Back to the Sixties With Robyn Hitchcock, Joe Boyd
“I’ve been havin’ a sweet dream,” Robyn Hitchcock sang, strumming a guitar and lying flat on his back, as if in a delighted trance. The British singer-songwriter was performing the Lovin’ Spoonful’s 1966 single “Daydream” on March 11th, at Le Poisson Rouge in New York City, right after the American producer Joe Boyd told a long and winding story about hanging out at the old Night Owl Café (“right down the street”), seeing a 16-year-old Stevie Winwood singing Leadbelly songs in England, stealing donuts from doorsteps in Toronto and trying to create a New York folk-rock supergroup – which ultimately became the Spoonful.
It was the stuff of dreams, based in fact, rendered by two men steeped in the adventure and happenstance of the 1960s: Boyd as a primary mover and eyewitness; Hitchcock as a living soundtrack. The two were on a short U.S. tour, alternating chatter and song in a kind of psychedelic talk show. Combining free association with formal reading from his incisive 2007 memoir, White Bicycles, Boyd reminisced about his time and record-making with Pink Floyd, the late Nick Drake, Fairport Convention and the Incredible String Band, among others. There were tales of Bob Dylan (singing “A Hard Rain’s A-Gonna Fall” at a party in a Boston apartment in 1963); the Butterfield Blues Band (Boyd suggested adding guitarist Mike Bloomfield to the lineup); the ISB (the night Boyd inadvertently introduced them to Scientology) and the Floyd’s star-crossed founding guitarist Syd Barrett (before he flew off the rails).
Hitchcock illustrated the action with hymns from that history, including Dylan’s “All I Really Want to Do,” “Reynardine” from Fairport’s electric-folk milestone Liege and Lief and “The Yellow Snake” from the 1968 ISB double album, The Wee Tam and the Big Huge. “Joe is Frankenstein,” Hitchcock remarked early in the evening, referring to Boyd’s presence and effect at the creation of the Sixties counter-culture. “I am one of his monsters.” But Hitchcock, wearing a William Morris floral-patterned shirt and red-lensed spectacles, rendered the music with a spare, moving authority, tracing the roots of his own long pursuit of transformation through song. His version of Drake’s “River Man” was accurate without mimicry: at once gorgeous and spooky, like that era as we know it now, with all of its glories and dead ends.

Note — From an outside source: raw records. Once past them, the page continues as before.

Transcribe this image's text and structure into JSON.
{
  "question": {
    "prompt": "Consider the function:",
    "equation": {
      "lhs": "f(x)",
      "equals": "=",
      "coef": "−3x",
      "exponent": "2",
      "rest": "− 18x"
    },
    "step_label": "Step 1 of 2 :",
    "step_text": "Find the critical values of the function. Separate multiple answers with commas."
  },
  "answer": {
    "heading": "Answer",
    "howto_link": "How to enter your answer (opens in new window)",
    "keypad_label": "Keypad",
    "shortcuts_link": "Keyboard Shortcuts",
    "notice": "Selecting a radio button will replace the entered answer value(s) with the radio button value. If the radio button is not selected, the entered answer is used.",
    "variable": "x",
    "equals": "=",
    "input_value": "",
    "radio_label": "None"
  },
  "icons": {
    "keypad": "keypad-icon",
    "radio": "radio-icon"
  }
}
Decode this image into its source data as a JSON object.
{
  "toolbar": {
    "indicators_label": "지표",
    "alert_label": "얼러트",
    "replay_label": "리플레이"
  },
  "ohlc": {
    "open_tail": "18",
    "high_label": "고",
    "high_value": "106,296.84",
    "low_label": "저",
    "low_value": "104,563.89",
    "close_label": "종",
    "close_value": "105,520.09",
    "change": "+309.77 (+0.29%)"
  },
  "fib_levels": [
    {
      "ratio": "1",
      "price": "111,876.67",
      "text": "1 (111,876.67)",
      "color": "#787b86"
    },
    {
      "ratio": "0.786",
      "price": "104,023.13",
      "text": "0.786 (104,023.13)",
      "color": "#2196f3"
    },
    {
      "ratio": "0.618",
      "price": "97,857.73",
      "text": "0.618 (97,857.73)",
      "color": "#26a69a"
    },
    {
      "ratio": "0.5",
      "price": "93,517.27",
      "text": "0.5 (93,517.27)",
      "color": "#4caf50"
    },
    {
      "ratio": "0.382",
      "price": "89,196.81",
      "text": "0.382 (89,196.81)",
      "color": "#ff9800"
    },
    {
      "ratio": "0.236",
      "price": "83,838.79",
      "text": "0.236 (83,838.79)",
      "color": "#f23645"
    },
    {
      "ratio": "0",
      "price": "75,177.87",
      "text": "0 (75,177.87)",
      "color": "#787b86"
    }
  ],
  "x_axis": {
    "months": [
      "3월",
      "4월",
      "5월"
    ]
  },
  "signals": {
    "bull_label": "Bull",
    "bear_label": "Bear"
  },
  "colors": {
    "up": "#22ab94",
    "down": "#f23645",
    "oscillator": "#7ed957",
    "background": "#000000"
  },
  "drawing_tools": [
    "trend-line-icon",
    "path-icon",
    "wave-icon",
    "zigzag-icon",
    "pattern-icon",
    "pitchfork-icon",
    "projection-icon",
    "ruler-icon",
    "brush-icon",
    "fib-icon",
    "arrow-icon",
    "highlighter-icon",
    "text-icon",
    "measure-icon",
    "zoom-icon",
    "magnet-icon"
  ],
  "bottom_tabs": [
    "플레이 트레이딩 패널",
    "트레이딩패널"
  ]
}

There was an unavoidable melancholy at the end of the night – the sense that nothing has come, so far, to fully replace the hole left by those events and memories. But Hitchcock picked the right tune to punctuate Boyd’s flashbacks on Barrett, when the Floyd guitarist was of sound mind and provocative ambition: the boy-ish cheer of “Bike,” from the Floyd’s 1967 debut album, The Piper at the Gates of Dawn. “I know a room full of musical tunes/Some rhyme/Some ching/Most of them are clockwork/Let’s go into the other room and make them work,” Hitchcock sang in the last verse – a beautiful idea that never gets old.